Our evenings were just as magical. One night, on Playa de las Cucharas, I gazed out at the pastel hues of pinks, lilacs, and blues painted by the setting sun, punctuated by the striking black volcanic rocks edging the beach. The volcanic nature of Lanzarote is everywhere you look, a reminder of how the island’s fiery origins have shaped its unique character. It’s this blend of dramatic landscapes and mild year-round weather that makes Lanzarote such an easy choice for a winter escape. For me, it was also the perfect first trip abroad as a single parent.
I had worried that evenings might feel dull, but I needn’t have. Lanzarote’s thriving tourism industry offers plenty to keep visitors entertained without breaking the bank. In Costa Teguise alone, there are hundreds of bars and restaurants vying for attention, offering set menus for under ten euros, full English breakfasts for €2.50, and irresistible drinks deals. My favourite dining spot was Pablo’s Restaurante Canario & Internacional in the Encargado Terraza. True to its name, it served a mix of traditional and international dishes. I chose gnocchi followed by beautifully presented profiteroles, while my daughter stuck to the classic chicken nuggets and chips, rounded off with chocolate ice cream. The Romanesque décor—walls covered in leaves, faux-stone statues, and columns between tables—added a whimsical charm. The cherry on top? The unexpected delight of easy-listening tunes played live on a grand piano.
Lanzarote, like the other Canary Islands, has been shaped by tourism, catering to visitors from Spain, the UK, Germany, and beyond. But what sets Lanzarote apart is the legacy of César Manrique. This visionary artist foresaw how tourism might impact the island’s culture and fought to preserve its natural beauty and traditional architecture. Thanks to his efforts, buildings remain low-rise and harmoniously painted in white and beige, while unsightly billboards and overhead cables are nowhere to be seen. His influence is evident in the island’s attractions, showcasing the pride Lanzaroteans feel for their unique home. It’s impossible not to feel a lot of love for Lanzarote’s charm and the care its people have taken to preserve it.
To dive deeper into the island’s treasures, I booked a south short tour with Last Minute Tours. At €36 for an adult and child, it included a visit to Timanfaya National Park, a camel ride, and a stop at one of Lanzarote’s wineries. The tour was a highlight, demonstrating the volcanic essence of the island. At Timanfaya, guides let us hold gravel heated by the volcanic ground—it was so hot we had to drop it almost immediately. Food in the restaurant is even cooked over volcanic heat. To protect the park’s beauty, visitors can only view its striking craters by coach. The dramatic reds and oranges of the ash fields were unforgettable. For the adventurous, camel rides offered a unique way to experience the landscape. The nearby village of Yaiza relies on the income generated by these camels, and strict regulations ensure the animals are well cared for.
The wine region was another revelation. The arid, volcanic terrain seems inhospitable, yet the locals have mastered it. Small craters dug into the ash reveal fertile soil, with vines nestled within and protected by stone walls. This ingenious technique produces unique wines, a testament to the resilience of Lanzarote’s people. While I didn’t love the dry Malvasia Seco, the sweet, peachy Moscatel stole the show.
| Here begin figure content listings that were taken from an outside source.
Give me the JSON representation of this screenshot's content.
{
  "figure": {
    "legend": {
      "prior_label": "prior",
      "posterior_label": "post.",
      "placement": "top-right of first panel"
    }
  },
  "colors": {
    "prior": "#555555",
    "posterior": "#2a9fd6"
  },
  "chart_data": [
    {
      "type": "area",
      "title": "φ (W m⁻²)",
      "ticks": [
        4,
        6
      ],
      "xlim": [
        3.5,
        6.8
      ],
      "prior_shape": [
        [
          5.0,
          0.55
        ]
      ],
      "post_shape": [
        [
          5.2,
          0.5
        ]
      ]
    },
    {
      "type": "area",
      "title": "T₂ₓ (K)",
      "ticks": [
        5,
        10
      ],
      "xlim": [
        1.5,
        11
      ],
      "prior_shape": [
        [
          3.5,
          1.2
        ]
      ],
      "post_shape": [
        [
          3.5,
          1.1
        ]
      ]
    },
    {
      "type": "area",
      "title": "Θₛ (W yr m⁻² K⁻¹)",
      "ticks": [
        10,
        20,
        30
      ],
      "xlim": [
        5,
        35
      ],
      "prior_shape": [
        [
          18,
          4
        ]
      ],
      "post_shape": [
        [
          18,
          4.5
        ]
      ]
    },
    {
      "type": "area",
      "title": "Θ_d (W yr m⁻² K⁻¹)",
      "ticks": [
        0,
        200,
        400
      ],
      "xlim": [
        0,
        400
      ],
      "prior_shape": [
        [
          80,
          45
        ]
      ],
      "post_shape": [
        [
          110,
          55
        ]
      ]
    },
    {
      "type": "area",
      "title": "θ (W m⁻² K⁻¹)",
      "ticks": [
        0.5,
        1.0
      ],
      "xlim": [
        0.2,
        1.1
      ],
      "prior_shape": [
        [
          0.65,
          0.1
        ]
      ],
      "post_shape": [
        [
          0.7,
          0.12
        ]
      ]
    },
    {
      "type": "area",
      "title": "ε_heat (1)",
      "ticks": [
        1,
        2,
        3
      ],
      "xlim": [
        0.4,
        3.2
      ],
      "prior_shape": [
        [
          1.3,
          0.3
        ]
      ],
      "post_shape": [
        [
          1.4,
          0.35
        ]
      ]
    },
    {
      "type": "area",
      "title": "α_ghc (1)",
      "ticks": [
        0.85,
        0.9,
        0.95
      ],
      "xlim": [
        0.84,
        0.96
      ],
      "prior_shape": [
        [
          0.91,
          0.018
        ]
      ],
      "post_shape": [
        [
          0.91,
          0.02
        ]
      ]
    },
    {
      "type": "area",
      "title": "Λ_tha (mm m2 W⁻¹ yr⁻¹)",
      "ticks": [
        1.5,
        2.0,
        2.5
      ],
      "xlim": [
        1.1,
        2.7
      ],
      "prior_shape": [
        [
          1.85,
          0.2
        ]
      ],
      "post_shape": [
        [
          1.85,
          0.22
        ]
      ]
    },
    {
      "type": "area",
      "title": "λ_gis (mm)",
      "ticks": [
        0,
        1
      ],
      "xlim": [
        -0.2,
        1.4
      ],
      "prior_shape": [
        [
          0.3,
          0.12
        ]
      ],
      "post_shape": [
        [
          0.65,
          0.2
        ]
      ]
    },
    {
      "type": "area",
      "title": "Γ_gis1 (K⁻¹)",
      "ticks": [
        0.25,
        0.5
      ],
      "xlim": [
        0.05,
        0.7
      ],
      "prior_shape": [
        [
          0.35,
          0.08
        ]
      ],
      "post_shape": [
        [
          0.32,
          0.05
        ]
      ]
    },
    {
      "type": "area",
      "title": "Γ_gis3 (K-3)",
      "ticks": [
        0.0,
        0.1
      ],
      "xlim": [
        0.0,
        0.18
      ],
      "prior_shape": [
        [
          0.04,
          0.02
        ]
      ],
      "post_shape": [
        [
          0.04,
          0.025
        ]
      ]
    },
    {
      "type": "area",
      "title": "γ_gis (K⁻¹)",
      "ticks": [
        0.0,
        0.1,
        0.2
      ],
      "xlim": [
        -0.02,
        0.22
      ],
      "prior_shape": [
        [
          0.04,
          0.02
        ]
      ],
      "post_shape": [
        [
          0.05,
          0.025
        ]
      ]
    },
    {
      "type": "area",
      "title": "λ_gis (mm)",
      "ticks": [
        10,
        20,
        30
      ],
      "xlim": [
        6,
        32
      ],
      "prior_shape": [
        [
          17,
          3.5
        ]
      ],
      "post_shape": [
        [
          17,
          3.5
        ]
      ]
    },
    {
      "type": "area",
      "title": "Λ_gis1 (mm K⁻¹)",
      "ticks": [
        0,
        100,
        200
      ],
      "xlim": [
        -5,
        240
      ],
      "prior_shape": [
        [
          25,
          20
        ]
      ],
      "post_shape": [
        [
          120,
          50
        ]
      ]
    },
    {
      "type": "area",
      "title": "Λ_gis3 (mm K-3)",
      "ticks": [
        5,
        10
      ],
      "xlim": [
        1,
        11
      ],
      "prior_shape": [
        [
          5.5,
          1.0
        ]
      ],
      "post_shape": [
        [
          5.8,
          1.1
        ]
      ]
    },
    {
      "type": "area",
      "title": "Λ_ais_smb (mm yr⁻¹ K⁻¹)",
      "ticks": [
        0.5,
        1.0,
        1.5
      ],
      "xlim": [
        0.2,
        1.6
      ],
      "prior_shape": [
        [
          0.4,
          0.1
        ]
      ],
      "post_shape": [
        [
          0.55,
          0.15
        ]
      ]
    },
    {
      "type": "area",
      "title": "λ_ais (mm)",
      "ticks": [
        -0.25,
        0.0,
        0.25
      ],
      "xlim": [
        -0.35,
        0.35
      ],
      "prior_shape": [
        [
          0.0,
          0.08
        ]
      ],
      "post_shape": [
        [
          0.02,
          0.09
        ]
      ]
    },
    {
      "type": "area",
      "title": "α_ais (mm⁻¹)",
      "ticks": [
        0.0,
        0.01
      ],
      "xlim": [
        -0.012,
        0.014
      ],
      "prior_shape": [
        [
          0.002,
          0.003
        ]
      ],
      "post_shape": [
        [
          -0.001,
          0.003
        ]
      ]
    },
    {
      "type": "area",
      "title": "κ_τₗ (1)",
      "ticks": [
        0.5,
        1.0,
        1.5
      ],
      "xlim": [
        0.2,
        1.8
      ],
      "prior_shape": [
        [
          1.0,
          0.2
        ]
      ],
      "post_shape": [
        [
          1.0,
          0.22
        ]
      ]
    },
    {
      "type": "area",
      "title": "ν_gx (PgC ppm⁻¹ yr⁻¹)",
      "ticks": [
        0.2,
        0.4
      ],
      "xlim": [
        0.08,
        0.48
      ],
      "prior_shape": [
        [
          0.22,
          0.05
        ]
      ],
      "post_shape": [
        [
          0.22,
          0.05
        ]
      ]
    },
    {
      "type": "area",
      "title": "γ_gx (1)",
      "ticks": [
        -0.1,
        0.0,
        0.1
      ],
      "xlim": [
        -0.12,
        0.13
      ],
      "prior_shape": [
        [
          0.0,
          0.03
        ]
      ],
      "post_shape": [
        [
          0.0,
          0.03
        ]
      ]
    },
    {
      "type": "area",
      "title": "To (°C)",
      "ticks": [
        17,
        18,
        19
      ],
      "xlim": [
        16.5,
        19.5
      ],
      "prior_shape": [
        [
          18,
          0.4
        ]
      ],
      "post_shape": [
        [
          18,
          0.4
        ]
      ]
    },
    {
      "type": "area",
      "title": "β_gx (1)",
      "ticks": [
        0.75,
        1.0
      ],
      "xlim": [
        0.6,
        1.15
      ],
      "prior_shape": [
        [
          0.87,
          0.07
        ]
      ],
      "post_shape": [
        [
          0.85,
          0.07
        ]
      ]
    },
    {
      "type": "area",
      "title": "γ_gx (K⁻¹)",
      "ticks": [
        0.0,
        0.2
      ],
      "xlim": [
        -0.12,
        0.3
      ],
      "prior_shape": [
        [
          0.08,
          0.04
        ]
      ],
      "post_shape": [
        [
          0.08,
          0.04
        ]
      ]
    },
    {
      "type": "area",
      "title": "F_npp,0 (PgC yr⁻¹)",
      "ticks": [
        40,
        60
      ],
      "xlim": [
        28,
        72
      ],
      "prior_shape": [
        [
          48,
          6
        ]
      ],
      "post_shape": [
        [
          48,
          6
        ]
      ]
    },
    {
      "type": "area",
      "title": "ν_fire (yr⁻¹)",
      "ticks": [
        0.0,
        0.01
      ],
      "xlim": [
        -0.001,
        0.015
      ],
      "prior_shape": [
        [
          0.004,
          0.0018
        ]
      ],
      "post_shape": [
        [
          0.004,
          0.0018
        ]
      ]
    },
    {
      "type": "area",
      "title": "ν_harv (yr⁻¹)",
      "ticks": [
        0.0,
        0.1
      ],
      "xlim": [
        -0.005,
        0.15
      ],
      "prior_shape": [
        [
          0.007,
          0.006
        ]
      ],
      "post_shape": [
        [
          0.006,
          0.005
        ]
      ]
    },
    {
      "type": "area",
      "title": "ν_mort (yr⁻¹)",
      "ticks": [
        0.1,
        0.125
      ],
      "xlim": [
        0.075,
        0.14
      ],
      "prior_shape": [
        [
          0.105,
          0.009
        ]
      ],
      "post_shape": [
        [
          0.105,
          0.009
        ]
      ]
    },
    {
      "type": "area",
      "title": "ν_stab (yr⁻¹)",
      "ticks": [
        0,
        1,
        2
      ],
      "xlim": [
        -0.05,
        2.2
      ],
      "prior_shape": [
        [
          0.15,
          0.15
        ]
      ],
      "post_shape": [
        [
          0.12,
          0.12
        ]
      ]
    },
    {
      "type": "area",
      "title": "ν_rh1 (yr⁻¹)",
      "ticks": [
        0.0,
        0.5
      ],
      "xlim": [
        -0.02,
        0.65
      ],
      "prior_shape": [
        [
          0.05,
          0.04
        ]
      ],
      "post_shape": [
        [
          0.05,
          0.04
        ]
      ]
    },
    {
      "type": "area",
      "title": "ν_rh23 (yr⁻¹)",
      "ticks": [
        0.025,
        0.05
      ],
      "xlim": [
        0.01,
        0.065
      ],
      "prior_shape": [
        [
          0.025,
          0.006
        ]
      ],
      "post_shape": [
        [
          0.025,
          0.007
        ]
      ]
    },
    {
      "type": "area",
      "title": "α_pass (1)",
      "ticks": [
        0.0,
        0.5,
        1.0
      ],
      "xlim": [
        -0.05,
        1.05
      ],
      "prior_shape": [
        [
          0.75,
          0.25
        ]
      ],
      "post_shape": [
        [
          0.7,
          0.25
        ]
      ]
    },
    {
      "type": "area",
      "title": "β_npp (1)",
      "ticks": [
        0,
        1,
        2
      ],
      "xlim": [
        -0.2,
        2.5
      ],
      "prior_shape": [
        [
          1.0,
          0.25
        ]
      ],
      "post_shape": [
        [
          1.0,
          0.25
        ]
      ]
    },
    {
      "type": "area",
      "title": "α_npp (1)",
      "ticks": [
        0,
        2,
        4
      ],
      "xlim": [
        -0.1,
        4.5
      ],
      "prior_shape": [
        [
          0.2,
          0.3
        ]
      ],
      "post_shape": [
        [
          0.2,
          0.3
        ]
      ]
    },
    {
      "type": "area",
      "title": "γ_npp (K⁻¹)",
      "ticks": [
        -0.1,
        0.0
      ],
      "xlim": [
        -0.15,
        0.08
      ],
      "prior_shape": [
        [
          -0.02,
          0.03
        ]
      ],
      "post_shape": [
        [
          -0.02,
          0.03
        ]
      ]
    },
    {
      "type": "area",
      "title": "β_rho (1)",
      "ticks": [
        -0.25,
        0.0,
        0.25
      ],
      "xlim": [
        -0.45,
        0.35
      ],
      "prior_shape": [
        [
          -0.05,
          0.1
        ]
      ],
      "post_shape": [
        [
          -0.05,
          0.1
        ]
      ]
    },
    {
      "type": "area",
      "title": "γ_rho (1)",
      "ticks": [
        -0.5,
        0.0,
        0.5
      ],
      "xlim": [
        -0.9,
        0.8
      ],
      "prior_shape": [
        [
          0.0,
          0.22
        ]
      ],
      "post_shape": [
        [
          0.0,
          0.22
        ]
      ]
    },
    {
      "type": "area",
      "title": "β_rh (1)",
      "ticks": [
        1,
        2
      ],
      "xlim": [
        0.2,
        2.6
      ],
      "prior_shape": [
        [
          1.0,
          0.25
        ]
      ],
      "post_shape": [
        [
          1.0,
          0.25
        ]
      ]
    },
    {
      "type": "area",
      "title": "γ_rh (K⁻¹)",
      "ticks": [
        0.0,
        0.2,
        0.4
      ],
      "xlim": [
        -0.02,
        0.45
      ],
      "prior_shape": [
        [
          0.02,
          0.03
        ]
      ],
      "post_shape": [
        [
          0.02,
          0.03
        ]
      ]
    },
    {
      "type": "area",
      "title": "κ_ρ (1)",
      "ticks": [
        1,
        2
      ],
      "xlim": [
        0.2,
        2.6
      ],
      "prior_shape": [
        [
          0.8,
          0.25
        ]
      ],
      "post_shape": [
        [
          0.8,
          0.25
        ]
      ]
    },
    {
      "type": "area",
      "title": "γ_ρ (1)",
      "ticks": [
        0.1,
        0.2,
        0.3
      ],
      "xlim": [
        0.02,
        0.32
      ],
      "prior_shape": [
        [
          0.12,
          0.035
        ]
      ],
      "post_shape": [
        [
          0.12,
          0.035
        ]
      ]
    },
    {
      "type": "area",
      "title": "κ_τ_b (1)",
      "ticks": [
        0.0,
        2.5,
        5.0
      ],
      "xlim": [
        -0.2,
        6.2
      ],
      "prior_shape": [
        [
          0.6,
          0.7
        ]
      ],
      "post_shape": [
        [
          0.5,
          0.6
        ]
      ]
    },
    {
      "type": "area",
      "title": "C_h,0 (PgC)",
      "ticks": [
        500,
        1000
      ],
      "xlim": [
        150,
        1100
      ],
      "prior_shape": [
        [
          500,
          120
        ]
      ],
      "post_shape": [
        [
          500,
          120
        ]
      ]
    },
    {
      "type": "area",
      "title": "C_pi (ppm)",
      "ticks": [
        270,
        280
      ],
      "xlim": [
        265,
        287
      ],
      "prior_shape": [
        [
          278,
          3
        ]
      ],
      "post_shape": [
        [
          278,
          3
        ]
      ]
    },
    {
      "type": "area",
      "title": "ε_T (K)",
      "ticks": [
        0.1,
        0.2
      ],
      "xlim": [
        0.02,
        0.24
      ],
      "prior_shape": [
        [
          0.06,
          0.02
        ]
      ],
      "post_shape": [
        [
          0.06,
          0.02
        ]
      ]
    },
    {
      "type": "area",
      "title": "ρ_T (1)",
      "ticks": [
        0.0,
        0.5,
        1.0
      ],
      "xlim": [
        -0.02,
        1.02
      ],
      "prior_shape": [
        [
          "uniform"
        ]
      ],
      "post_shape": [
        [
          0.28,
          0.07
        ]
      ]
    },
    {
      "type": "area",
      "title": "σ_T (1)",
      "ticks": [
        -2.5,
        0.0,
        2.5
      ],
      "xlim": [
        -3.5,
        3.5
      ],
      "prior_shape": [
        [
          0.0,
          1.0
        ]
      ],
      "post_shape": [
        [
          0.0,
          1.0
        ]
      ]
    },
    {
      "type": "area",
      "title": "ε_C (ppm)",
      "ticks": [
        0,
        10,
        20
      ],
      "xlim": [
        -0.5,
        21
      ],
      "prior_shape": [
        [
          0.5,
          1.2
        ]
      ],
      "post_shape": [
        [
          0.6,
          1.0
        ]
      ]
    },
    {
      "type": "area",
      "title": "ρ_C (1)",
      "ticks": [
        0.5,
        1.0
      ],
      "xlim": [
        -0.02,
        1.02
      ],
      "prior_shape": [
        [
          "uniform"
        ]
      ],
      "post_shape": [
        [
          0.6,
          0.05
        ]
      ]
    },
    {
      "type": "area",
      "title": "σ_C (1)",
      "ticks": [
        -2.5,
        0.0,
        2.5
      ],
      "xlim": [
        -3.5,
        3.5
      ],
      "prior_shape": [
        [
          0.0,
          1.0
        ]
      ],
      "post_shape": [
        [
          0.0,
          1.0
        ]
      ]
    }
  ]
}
As a solo parent, safety was a priority, and I felt completely at ease throughout our stay. The islanders were welcoming and kind, especially to children. Costa Teguise’s parks kept my daughter entertained when she’d had enough of the pool, giving me a chance to relax even more.
Lanzarote truly has it all: sun, sand, adventure, and an undeniable charm. If you’re looking to escape the dark winters of Northern Europe while enjoying breathtaking landscapes and a lot of love for Lanzarote’s warm hospitality, this island should be at the top of your list.